David Kenyon Webster - Later Years

Later Years

He was the last of the surviving Toccoa veterans who had fought in Normandy to be sent home. He returned to work as a reporter for the Wall Street Journal and the Los Angeles Daily News and found great enjoyment sailing, studying oceanography and sea life. During those years he worked on his wartime memoirs and occasionally approached magazines with an article but deferred any wholesale treatment of the war, perhaps in favor of reflecting and trying to make sense of it.

He had a wife (Barbara), whom he married in 1951, and had three children. His interest in sharks led him to write a book on the subject entitled Myth and Maneater: The Story of the Shark. However, Webster's interest in sharks eventually may well have led to his demise, as he was lost at sea off the coast of Santa Monica in 1961.

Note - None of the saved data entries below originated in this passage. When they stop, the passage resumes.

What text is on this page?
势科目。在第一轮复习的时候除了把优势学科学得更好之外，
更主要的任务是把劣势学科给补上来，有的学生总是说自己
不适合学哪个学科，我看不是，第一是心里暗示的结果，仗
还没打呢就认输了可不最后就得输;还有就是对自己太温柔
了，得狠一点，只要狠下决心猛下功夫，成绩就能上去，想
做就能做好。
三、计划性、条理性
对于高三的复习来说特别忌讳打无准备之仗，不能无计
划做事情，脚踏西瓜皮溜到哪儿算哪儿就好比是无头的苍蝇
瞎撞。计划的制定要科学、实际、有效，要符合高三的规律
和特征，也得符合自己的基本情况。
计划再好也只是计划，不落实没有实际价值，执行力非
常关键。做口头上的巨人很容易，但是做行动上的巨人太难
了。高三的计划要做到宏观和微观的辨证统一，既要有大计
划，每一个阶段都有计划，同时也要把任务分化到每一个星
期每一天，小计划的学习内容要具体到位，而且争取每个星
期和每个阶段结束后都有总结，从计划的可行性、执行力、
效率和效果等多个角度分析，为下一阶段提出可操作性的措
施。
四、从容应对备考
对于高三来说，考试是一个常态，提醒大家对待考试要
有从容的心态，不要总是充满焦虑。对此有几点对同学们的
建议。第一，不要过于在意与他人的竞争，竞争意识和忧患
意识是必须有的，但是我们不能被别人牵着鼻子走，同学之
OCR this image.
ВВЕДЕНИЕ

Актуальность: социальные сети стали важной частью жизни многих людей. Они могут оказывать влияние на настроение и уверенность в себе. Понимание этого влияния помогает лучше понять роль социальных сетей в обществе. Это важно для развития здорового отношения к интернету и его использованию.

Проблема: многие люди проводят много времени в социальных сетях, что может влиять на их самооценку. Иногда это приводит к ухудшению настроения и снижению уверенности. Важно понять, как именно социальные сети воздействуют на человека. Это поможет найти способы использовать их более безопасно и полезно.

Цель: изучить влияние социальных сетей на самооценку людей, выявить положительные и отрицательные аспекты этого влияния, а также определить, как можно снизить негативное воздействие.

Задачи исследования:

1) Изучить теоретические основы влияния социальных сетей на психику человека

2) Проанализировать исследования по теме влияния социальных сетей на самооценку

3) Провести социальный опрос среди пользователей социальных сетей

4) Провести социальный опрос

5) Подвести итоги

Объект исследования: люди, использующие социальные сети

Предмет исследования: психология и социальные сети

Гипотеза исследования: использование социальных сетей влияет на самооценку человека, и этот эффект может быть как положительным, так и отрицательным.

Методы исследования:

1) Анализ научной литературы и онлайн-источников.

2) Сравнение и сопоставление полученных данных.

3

Webster's wartime diary and thoughts remained unpublished except for a few short stories in magazines such as the Saturday Evening Post.

Unable to see a salient theme for his greater wartime experience, publishers showed little interest in another memoir. However, Stephen Ambrose, a tenured University of Louisiana System professor of history (specifically, at the University of New Orleans) who had studied Webster's writings, was so impressed by the historical value of Webster's unpublished papers that the professor encouraged Webster's widow to submit the writing package to LSU Press. This she did and with Ambrose's foreword; a book was published by LSU in 1994.

Titled Parachute Infantry: An American Paratrooper's Memoir of D-Day and the Fall of the Third Reich, it presented Webster's first-hand account of life as an Airborne infantryman. His trained eye, honesty and writing skills helped give the book as well as the miniseries a color and tone not available in other G.I. diaries.

On September 9, 1961, David was lost at sea off the coast of Santa Monica, California. As his body was never recovered, it is generally assumed that Webster may have drowned.